Frank Bruni had several funny posts this week explaining how it works. The puns and sexual imagery were out in full force:

Assuming the Ko computer system is working properly — and you really have to take it on faith, and your faith wobbles as you try and try without success to reserve — you are in competition for a reservation if, at 10 a.m. precisely, or better yet at 9:58 a.m., you begin submitting a reservation request and then submitting it again, essentially refreshing and re-refreshing your browser as you try to thread the electronic needle and have the Ko system register your electronic request at the precise moment it’s freeing up a new night’s worth of reservations, before all the other electronic requests, like sperms swimming furiously to be first to the egg, beat yours to the punch.

ko_reservation2.jpgThe screenshot above is what you see when you finally get through. You’ve got exactly one minute to click “Accept.” Then, there’s another screen where you enter any dietary restrictions. Finally, you get the screen on the right, and a confirming e-mail arrives moments later.

Poor Frank Bruni still hasn’t gotten through, even though he has a friend “B.” and “a small posse of other gourmands who’d love to have me buy them a meal at Ko” working on his behalf. I had to do it all by myself.

Just yesterday I learned one of the secrets: there are fewer people trying on weekends. Sure enough, that worked. (Today is Saturday.)

Another trick is to synchronize your watch to the Ko computer. Sometimes, you get a message that there are no reservations available, and you see the exact time (to the second) on your screen. If you try that at 9:59:26, then you should wait exactly 34 seconds before trying again, so that your next attempt will be at exactly 10:00:00.

When you get the screen with a green check mark (signifying an available reservation slot), you can’t linger over it. There are a thousand other sets of eyes looking at that check mark. You’d better know what times are acceptable to you, so that you can click instantly. He who hesitates is lost.

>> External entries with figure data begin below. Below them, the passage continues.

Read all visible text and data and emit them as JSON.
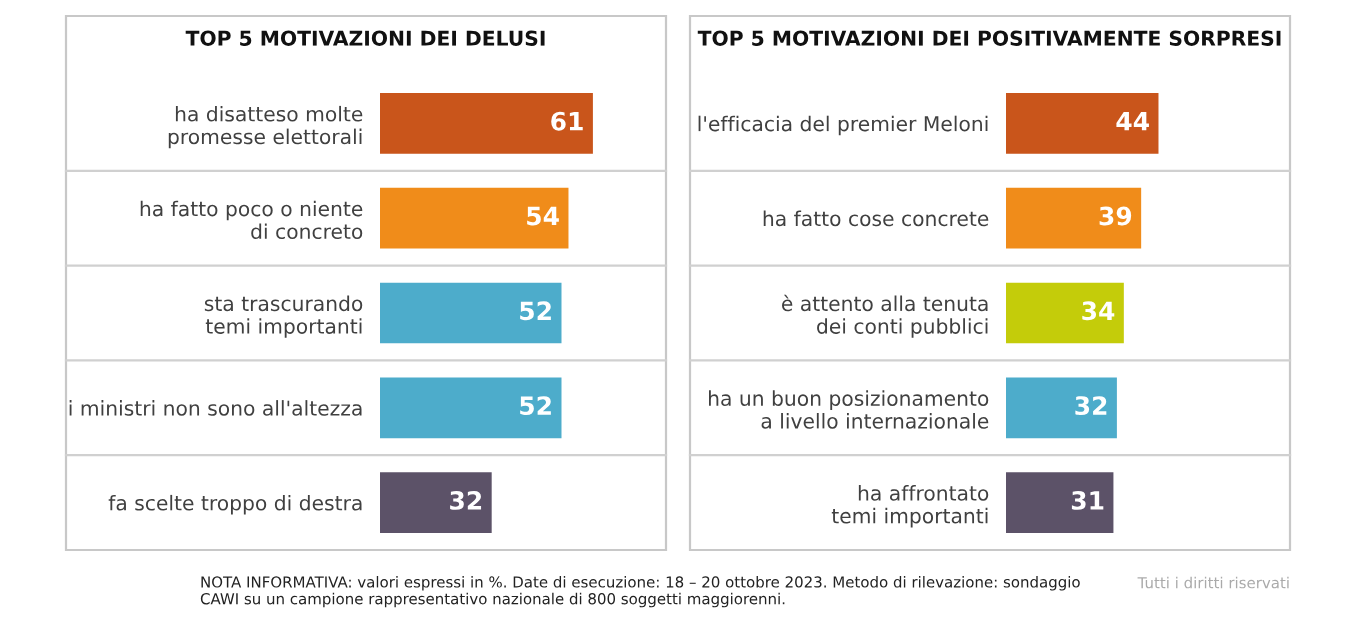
{
  "chart_data": [
    {
      "type": "bar",
      "orientation": "horizontal",
      "title": "TOP 5 MOTIVAZIONI DEI DELUSI",
      "categories": [
        "ha disatteso molte\npromesse elettorali",
        "ha fatto poco o niente\ndi concreto",
        "sta trascurando\ntemi importanti",
        "i ministri non sono all'altezza",
        "fa scelte troppo di destra"
      ],
      "values": [
        61,
        54,
        52,
        52,
        32
      ],
      "colors": [
        "#c9551b",
        "#f08c1a",
        "#4daccb",
        "#4daccb",
        "#5c5268"
      ],
      "data_labels": true,
      "tick_labels": "y"
    },
    {
      "type": "bar",
      "orientation": "horizontal",
      "title": "TOP 5 MOTIVAZIONI DEI POSITIVAMENTE SORPRESI",
      "categories": [
        "l'efficacia del premier Meloni",
        "ha fatto cose concrete",
        "è attento alla tenuta\ndei conti pubblici",
        "ha un buon posizionamento\na livello internazionale",
        "ha affrontato\ntemi importanti"
      ],
      "values": [
        44,
        39,
        34,
        32,
        31
      ],
      "colors": [
        "#c9551b",
        "#f08c1a",
        "#c4cc0a",
        "#4daccb",
        "#5c5268"
      ],
      "data_labels": true,
      "tick_labels": "y",
      "annotations": [
        "NOTA INFORMATIVA: valori espressi in %. Date di esecuzione: 18 – 20 ottobre 2023. Metodo di rilevazione: sondaggio CAWI su un campione rappresentativo nazionale di 800 soggetti maggiorenni.",
        "Tutti i diritti riservati"
      ]
    }
  ]
}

Is it worth all this trouble? Obviously I can’t answer that definitively until Friday.

But it’s not really much trouble at all. For a reservation at Per Se, I had to call at 10:00 a. m. exactly two months ahead. I had to hit re-dial about a dozen times, then wait on hold for about twenty minutes before getting through to a human being. The ritual at Babbo is even worse, and that restaurant is at least a decade old.

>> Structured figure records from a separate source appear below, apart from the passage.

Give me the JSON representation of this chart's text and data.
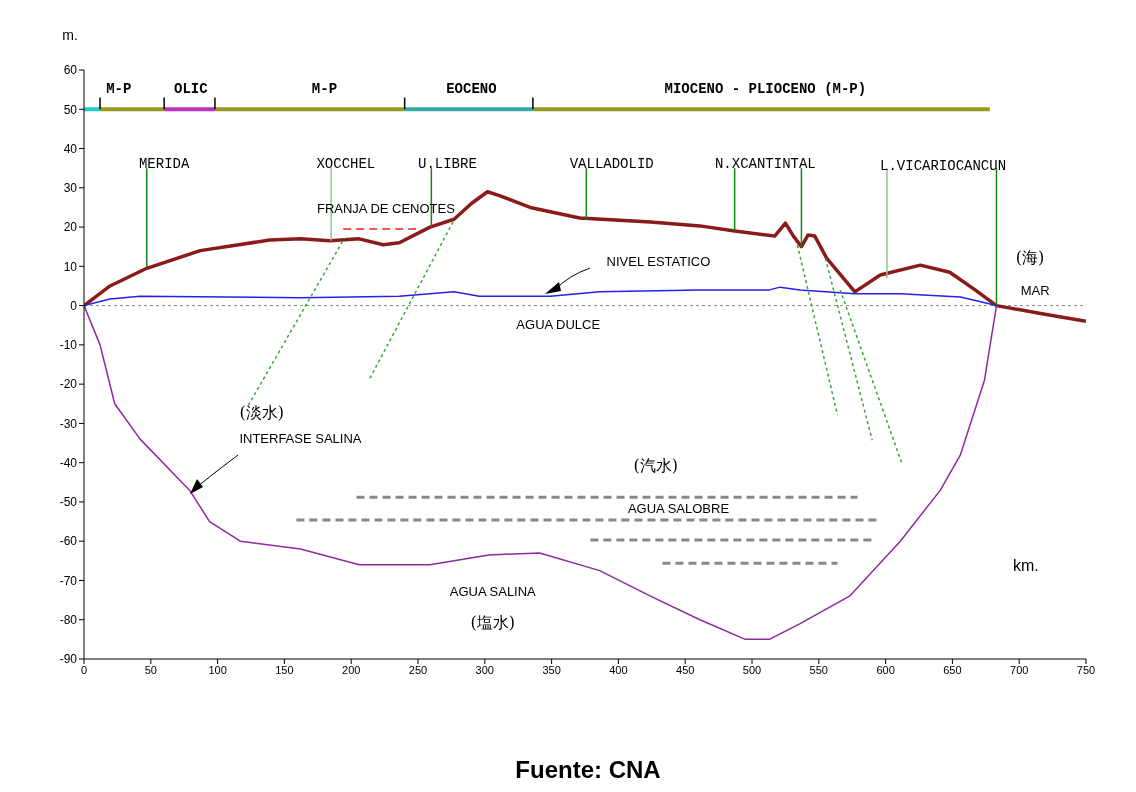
{
  "chart_data": {
    "type": "line",
    "xlabel": "km.",
    "ylabel": "m.",
    "xlim": [
      0,
      750
    ],
    "ylim": [
      -90,
      60
    ],
    "xticks": [
      0,
      50,
      100,
      150,
      200,
      250,
      300,
      350,
      400,
      450,
      500,
      550,
      600,
      650,
      700,
      750
    ],
    "yticks": [
      -90,
      -80,
      -70,
      -60,
      -50,
      -40,
      -30,
      -20,
      -10,
      0,
      10,
      20,
      30,
      40,
      50,
      60
    ],
    "marker": "none",
    "ref_lines": [
      {
        "axis": "y",
        "value": 0,
        "color": "#888888",
        "line_style": "dotted"
      }
    ],
    "series": [
      {
        "color": "#8b1a1a",
        "line_style": "solid",
        "x": [
          0,
          19.5,
          47,
          87,
          139,
          162,
          184,
          206,
          224,
          236,
          259,
          277,
          290,
          302,
          311,
          334,
          371,
          424,
          461,
          487,
          517,
          525,
          531,
          537,
          542,
          547,
          556,
          577,
          596,
          626,
          648,
          667,
          683,
          716,
          750
        ],
        "values": [
          0,
          5,
          9.5,
          14,
          16.7,
          17,
          16.5,
          17,
          15.5,
          16,
          20,
          22,
          26,
          29,
          28,
          25,
          22.3,
          21.3,
          20.3,
          19,
          17.7,
          21,
          17.7,
          15,
          18,
          17.7,
          12,
          3.5,
          7.8,
          10.3,
          8.5,
          4,
          0,
          -2,
          -4
        ]
      },
      {
        "color": "#2222ee",
        "line_style": "solid",
        "x": [
          0,
          19.5,
          42,
          162,
          236,
          277,
          296,
          349,
          386,
          461,
          513,
          521,
          536,
          577,
          611,
          656,
          683
        ],
        "values": [
          0,
          1.7,
          2.4,
          2,
          2.4,
          3.5,
          2.4,
          2.4,
          3.5,
          4,
          4,
          4.7,
          4,
          3,
          3,
          2.2,
          0
        ]
      },
      {
        "color": "#8e2a9e",
        "line_style": "solid",
        "x": [
          0,
          12,
          23,
          42,
          79,
          94,
          117,
          162,
          206,
          259,
          303,
          341,
          386,
          424,
          461,
          495,
          513,
          536,
          573,
          611,
          641,
          656,
          674,
          683
        ],
        "values": [
          0,
          -10,
          -25,
          -34,
          -47,
          -55,
          -60,
          -62,
          -66,
          -66,
          -63.5,
          -63,
          -67.5,
          -74,
          -80,
          -85,
          -85,
          -81,
          -74,
          -60,
          -47,
          -38,
          -19,
          0
        ]
      },
      {
        "color": "#22cccc",
        "line_style": "solid",
        "x": [
          0,
          12
        ],
        "values": [
          50,
          50
        ]
      },
      {
        "color": "#999922",
        "line_style": "solid",
        "x": [
          12,
          60
        ],
        "values": [
          50,
          50
        ]
      },
      {
        "color": "#bb33bb",
        "line_style": "solid",
        "x": [
          60,
          98
        ],
        "values": [
          50,
          50
        ]
      },
      {
        "color": "#999922",
        "line_style": "solid",
        "x": [
          98,
          240
        ],
        "values": [
          50,
          50
        ]
      },
      {
        "color": "#33aaaa",
        "line_style": "solid",
        "x": [
          240,
          336
        ],
        "values": [
          50,
          50
        ]
      },
      {
        "color": "#999922",
        "line_style": "solid",
        "x": [
          336,
          678
        ],
        "values": [
          50,
          50
        ]
      },
      {
        "color": "#000000",
        "line_style": "solid",
        "x": [
          12,
          12
        ],
        "values": [
          50,
          53
        ]
      },
      {
        "color": "#000000",
        "line_style": "solid",
        "x": [
          60,
          60
        ],
        "values": [
          50,
          53
        ]
      },
      {
        "color": "#000000",
        "line_style": "solid",
        "x": [
          98,
          98
        ],
        "values": [
          50,
          53
        ]
      },
      {
        "color": "#000000",
        "line_style": "solid",
        "x": [
          240,
          240
        ],
        "values": [
          50,
          53
        ]
      },
      {
        "color": "#000000",
        "line_style": "solid",
        "x": [
          336,
          336
        ],
        "values": [
          50,
          53
        ]
      },
      {
        "color": "#118811",
        "line_style": "solid",
        "x": [
          47,
          47
        ],
        "values": [
          9.5,
          35
        ]
      },
      {
        "color": "#88cc88",
        "line_style": "solid",
        "x": [
          185,
          185
        ],
        "values": [
          16.5,
          35
        ]
      },
      {
        "color": "#118811",
        "line_style": "solid",
        "x": [
          260,
          260
        ],
        "values": [
          20,
          35
        ]
      },
      {
        "color": "#118811",
        "line_style": "solid",
        "x": [
          376,
          376
        ],
        "values": [
          22,
          35
        ]
      },
      {
        "color": "#118811",
        "line_style": "solid",
        "x": [
          487,
          487
        ],
        "values": [
          19,
          35
        ]
      },
      {
        "color": "#118811",
        "line_style": "solid",
        "x": [
          537,
          537
        ],
        "values": [
          15,
          35
        ]
      },
      {
        "color": "#88cc88",
        "line_style": "solid",
        "x": [
          601,
          601
        ],
        "values": [
          7,
          35
        ]
      },
      {
        "color": "#118811",
        "line_style": "solid",
        "x": [
          683,
          683
        ],
        "values": [
          0,
          35
        ]
      },
      {
        "color": "#ee2222",
        "line_style": "dashed",
        "x": [
          194,
          251
        ],
        "values": [
          19.5,
          19.5
        ]
      },
      {
        "color": "#33aa33",
        "line_style": "dotted",
        "x": [
          123,
          195
        ],
        "values": [
          -25.4,
          17.2
        ]
      },
      {
        "color": "#33aa33",
        "line_style": "dotted",
        "x": [
          214,
          277
        ],
        "values": [
          -18.5,
          21.8
        ]
      },
      {
        "color": "#33aa33",
        "line_style": "dotted",
        "x": [
          534,
          564
        ],
        "values": [
          15.4,
          -27.9
        ]
      },
      {
        "color": "#33aa33",
        "line_style": "dotted",
        "x": [
          555,
          590
        ],
        "values": [
          12,
          -34.3
        ]
      },
      {
        "color": "#33aa33",
        "line_style": "dotted",
        "x": [
          566,
          612
        ],
        "values": [
          4,
          -40
        ]
      },
      {
        "color": "#888888",
        "line_style": "dashed",
        "x": [
          204,
          579
        ],
        "values": [
          -48.8,
          -48.8
        ]
      },
      {
        "color": "#888888",
        "line_style": "dashed",
        "x": [
          159,
          596
        ],
        "values": [
          -54.6,
          -54.6
        ]
      },
      {
        "color": "#888888",
        "line_style": "dashed",
        "x": [
          379,
          590
        ],
        "values": [
          -59.7,
          -59.7
        ]
      },
      {
        "color": "#888888",
        "line_style": "dashed",
        "x": [
          433,
          564
        ],
        "values": [
          -65.6,
          -65.6
        ]
      }
    ],
    "annotations": [
      "M-P",
      "OLIC",
      "M-P",
      "EOCENO",
      "MIOCENO - PLIOCENO (M-P)",
      "MERIDA",
      "XOCCHEL",
      "U.LIBRE",
      "VALLADOLID",
      "N.XCANTINTAL",
      "L.VICARIOCANCUN",
      "FRANJA DE CENOTES",
      "NIVEL ESTATICO",
      "AGUA DULCE",
      "(海)",
      "MAR",
      "(淡水)",
      "INTERFASE SALINA",
      "(汽水)",
      "AGUA SALOBRE",
      "AGUA SALINA",
      "(塩水)",
      "Fuente: CNA"
    ]
  }
}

At Momofuku Ko, the process takes only two minutes. By 10:01, either you have a reservation or you don’t. It’s certainly not the restaurant’s fault that so many people want to eat there.

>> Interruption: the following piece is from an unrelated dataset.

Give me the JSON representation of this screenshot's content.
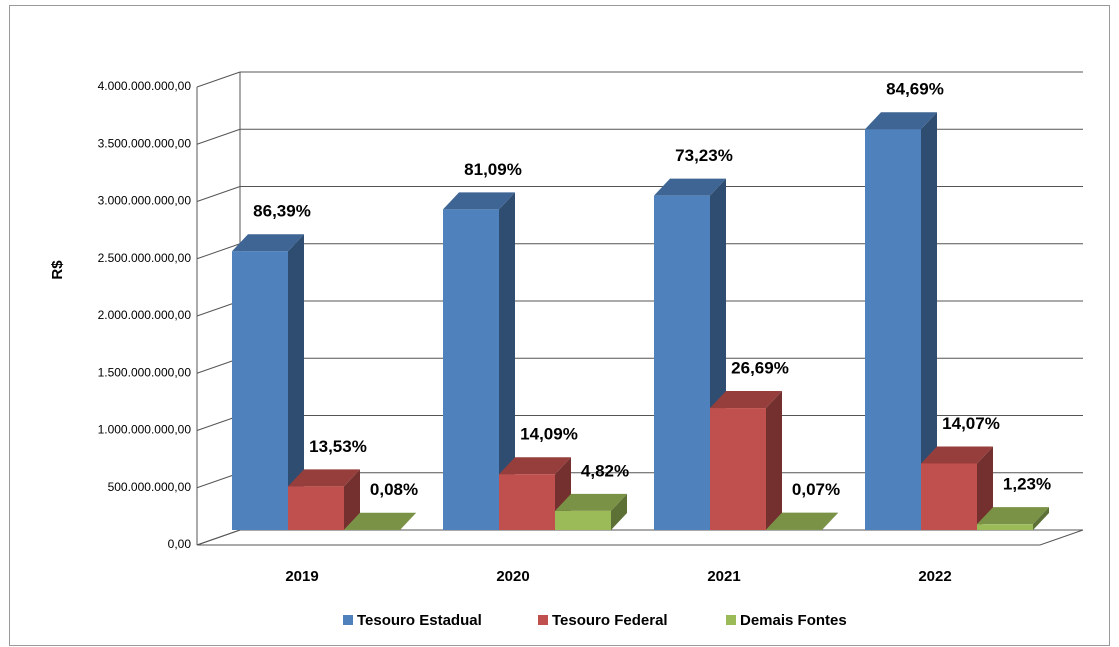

I realize that some people are frustrated by a new technology. But some people were probably frustrated when the telephone was invented, too. 

Reader Comments (2)

I wish every restaurant had a system like this. More user-friendly than OpenTable, and like you said - no time wasted on hold. I wish they took reservations further into the future, and I think (hope?) they might once the hype dies down.

April 7, 2008 | Unregistered Commenterjon

How about an lottery system (or a waiting list). In other words, I enter my info and dates/times I am willing to go and they tell me (a week, month, year) in advance when my party can eat.